Since, being Jewish, Isaac was not going to be allowed to attend any decent medical school, he had no hope of ever putting the letters M.D. after his name. Next best, he thought, would be a Ph.D., and the discipline that he wanted to get the award in, he decided, was organic chemistry. And while he was working toward that goal there was one other accomplishment he wanted to achieve. He wanted to get married, because Isaac had a girl.

Her name was Gertrude Blugerman. If you picked out the letters D-E-A-R-E-S-T on your telephone keypad in those years she was the person (assuming you were dialing in New York City) who would answer.

I think that tells you an important fact about Isaac right there. Oh, of course it was only dumb luck that gave Isaac’s girl an endearing phone number. That sort of pure chance could have happened to anyone. But if it had happened to almost any other young man, it is likely that neither he nor the girl would ever have known. It takes a certain kind of mind to ring up changes on all the numbers and phrases and facts that come one’s way — the kind of mind that Isaac Asimov was born with, and that made him the writer he was.

All this time, of course, Isaac was writing science fiction, mostly for John Campbell but now and then for others. He had already established the two main currents in his fiction: The positronic robot stories (Why were they positronic? I asked him that once and he said, “Because the positron had just been added to the list of particles and no one knew what it could and couldn’t do.”) and the Foundation series.

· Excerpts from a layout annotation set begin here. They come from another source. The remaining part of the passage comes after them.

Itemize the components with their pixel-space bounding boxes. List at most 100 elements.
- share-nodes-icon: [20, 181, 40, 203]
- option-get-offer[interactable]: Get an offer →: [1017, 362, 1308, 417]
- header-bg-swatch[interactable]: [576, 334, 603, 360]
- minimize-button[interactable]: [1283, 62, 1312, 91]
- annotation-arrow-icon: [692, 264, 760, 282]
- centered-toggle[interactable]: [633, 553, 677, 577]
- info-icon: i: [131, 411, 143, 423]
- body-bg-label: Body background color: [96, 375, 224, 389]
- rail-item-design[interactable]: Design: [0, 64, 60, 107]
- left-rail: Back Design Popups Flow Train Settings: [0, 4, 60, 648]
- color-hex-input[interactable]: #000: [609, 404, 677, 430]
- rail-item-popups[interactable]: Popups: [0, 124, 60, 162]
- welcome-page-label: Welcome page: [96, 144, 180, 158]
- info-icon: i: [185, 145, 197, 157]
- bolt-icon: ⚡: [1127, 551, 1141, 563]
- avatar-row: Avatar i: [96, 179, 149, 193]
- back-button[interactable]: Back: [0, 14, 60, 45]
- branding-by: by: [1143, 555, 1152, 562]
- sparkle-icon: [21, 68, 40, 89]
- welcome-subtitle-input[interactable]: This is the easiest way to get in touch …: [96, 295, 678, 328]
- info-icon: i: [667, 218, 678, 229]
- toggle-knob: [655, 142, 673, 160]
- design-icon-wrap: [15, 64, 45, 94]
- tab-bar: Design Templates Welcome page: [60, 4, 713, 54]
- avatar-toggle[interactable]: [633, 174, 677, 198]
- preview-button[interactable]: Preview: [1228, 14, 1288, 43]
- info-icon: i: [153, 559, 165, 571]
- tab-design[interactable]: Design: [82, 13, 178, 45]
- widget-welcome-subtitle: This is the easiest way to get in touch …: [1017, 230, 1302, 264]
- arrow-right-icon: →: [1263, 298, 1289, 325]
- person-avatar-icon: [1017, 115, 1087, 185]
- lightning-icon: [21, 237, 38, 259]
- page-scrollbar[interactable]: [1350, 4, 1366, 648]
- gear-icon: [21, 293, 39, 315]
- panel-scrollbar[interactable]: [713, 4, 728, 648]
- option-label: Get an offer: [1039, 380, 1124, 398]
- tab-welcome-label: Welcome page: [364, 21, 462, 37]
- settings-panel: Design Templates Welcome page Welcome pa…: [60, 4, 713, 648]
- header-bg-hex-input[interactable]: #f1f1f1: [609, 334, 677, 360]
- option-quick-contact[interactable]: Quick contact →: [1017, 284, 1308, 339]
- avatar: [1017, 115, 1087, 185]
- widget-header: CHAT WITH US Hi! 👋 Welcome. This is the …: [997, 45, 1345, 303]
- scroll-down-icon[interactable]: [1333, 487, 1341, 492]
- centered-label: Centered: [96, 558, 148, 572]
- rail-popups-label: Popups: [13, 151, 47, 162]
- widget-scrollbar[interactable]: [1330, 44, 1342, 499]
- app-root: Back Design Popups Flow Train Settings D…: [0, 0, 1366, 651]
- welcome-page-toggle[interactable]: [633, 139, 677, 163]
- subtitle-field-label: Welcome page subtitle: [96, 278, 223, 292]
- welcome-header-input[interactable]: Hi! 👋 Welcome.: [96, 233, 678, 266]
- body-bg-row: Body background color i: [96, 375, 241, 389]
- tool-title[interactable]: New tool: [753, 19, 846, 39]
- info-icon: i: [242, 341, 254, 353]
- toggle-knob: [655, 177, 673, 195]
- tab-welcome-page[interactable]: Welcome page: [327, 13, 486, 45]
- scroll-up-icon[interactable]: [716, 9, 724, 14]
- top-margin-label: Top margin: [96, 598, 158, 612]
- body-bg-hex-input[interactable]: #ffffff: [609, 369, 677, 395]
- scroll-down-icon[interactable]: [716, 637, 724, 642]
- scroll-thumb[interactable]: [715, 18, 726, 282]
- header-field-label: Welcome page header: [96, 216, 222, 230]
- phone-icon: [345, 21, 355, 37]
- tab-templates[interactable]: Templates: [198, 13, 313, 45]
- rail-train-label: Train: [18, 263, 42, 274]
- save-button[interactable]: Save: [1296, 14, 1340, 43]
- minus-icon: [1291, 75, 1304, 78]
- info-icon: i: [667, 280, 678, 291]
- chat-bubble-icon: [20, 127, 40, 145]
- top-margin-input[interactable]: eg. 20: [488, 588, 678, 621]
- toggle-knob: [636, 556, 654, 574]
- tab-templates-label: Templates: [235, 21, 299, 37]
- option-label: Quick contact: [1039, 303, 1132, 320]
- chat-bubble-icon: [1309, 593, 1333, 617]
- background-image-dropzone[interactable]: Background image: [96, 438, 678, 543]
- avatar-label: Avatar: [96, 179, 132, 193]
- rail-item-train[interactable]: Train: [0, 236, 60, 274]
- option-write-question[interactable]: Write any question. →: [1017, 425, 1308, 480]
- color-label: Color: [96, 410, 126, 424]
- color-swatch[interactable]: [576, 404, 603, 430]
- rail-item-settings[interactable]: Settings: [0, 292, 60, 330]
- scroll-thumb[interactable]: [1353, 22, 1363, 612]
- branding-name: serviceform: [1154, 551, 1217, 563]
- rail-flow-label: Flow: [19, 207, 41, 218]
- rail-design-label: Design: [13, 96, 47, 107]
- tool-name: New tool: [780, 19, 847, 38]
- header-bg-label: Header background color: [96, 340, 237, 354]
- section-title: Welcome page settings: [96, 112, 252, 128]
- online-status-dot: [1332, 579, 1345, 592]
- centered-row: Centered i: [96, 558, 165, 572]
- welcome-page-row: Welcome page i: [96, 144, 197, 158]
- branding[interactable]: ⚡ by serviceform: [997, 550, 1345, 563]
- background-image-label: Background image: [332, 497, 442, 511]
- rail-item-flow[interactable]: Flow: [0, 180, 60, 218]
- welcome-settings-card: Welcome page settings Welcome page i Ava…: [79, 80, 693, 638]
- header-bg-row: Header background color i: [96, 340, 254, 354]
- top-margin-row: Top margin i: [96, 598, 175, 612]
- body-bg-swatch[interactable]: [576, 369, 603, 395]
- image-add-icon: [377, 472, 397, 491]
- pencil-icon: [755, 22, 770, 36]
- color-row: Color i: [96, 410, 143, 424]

So what else can I tell you about Isaac Asimov at this stage? His favorite breakfast was a can of Campbell’s vegetable-beef soup. As far as his general dietary choices were concerned, his family didn’t keep kosher but were not very adventurous in diet. But Isaac liked to try new things when he and I ate out together. Not all experiments were successes, When the two of us lunched one day and discovered the restaurant was offering soft-shell crabs, which neither of us had ever tried, we gave them a shot. Once was enough for me — I didn’t like their slippery feel in my mouth — but Isaac’s verdict was that he didn’t really like them but might give them another chance some time.